Declaration of competing interest

None declared.

Appendix.

Examples of answers (open-ended question, Experiment 1)

Class of answer		Examples
Target error
	Compatible with both interpretations	“It will work for 90% of the people that are vaccinated”
	P(not-D|V)	“90% of people vaccinated do not show symptoms of Covid-19″
	P(not-D|V&E)	“Out of 100 vaccinated people exposed to Covid-19, 90 people will not contract the disease”
Reiterations or vague answers		“It is mostly successful”
Comments		“90 isn't good enough, medicine needs to be 99.9″
Other errors		“It stops 90% from dying”
Mixed answers		“90% of the people that receive the vaccine will be protected from contracting coronavirus compared to a group that is not vaccinated”
Correct responses		“The number of people diagnosed with Covid-19 is reduced by 90% in the vaccinated group compared to the control group”

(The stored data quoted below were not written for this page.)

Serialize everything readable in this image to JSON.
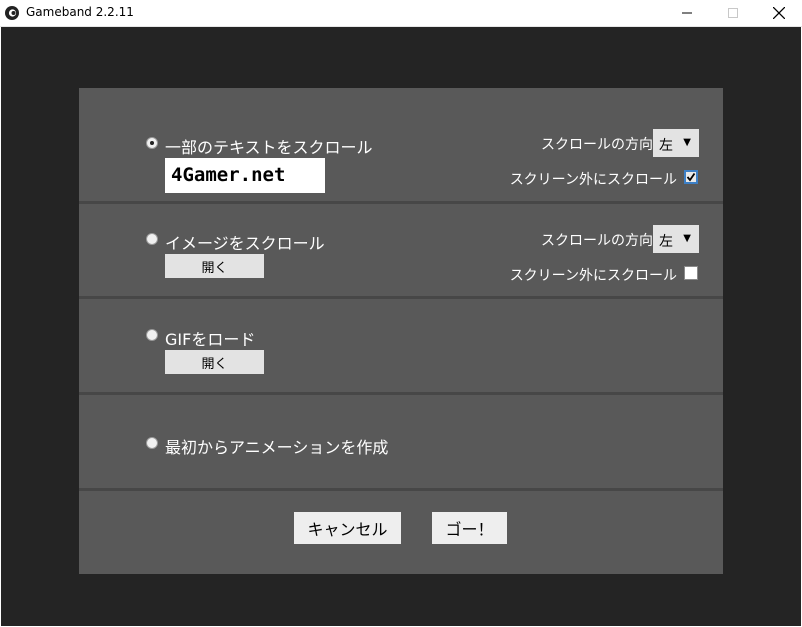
{
  "window": {
    "title": "Gameband 2.2.11",
    "icon": "gameband-logo-icon",
    "controls": {
      "minimize": "minimize-icon",
      "maximize": "maximize-icon",
      "close": "close-icon"
    }
  },
  "options": {
    "scroll_text": {
      "label": "一部のテキストをスクロール",
      "selected": true,
      "text_value": "4Gamer.net",
      "direction_label": "スクロールの方向",
      "direction_value": "左",
      "offscreen_label": "スクリーン外にスクロール",
      "offscreen_checked": true
    },
    "scroll_image": {
      "label": "イメージをスクロール",
      "selected": false,
      "open_label": "開く",
      "direction_label": "スクロールの方向",
      "direction_value": "左",
      "offscreen_label": "スクリーン外にスクロール",
      "offscreen_checked": false
    },
    "load_gif": {
      "label": "GIFをロード",
      "selected": false,
      "open_label": "開く"
    },
    "create_animation": {
      "label": "最初からアニメーションを作成",
      "selected": false
    }
  },
  "actions": {
    "cancel_label": "キャンセル",
    "go_label": "ゴー！"
  },
  "colors": {
    "background": "#242424",
    "panel": "#595959",
    "divider": "#474747",
    "text": "#ffffff",
    "checkbox_accent": "#3c7fc6"
  }
}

Additional criteria (open-ended question, Experiment 1)

No distinction was made between numerically equivalent expressions articulating:

• - single-case (e.g., “There is a 90% chance of the vaccine working”) or frequency (e.g., “The vaccine works on 90 out of 100 people”) formats;

• - complementary outcomes (e.g., “The vaccine works in 90% of cases, it doesn't work in 10% of people”), a single positive outcome type (e.g., “The vaccine works on 90% of people”), or a negative outcome type (e.g., “The vaccine won't work for 10% of people”);

• - the understanding of the action of the vaccine as generic (e.g., “The vaccine works on 90 out of 100 people”) or as targeting infection, disease, or transmission (e.g., “The vaccine is effective in preventing the virus in 90% of people treated with it” or “In 90% of cases tested, the vaccine successfully prevented Covid-19”);

• - in the past tense the understanding of the efficacy of the vaccine, which apparently referred to the controlled study (e.g., “90% of people who received the vaccine did not get Covid-19”), or in present/future tenses the effectiveness of the vaccine, which presumably referred to the real world (e.g., “90% of people who receive the vaccine will not develop Covid-19”).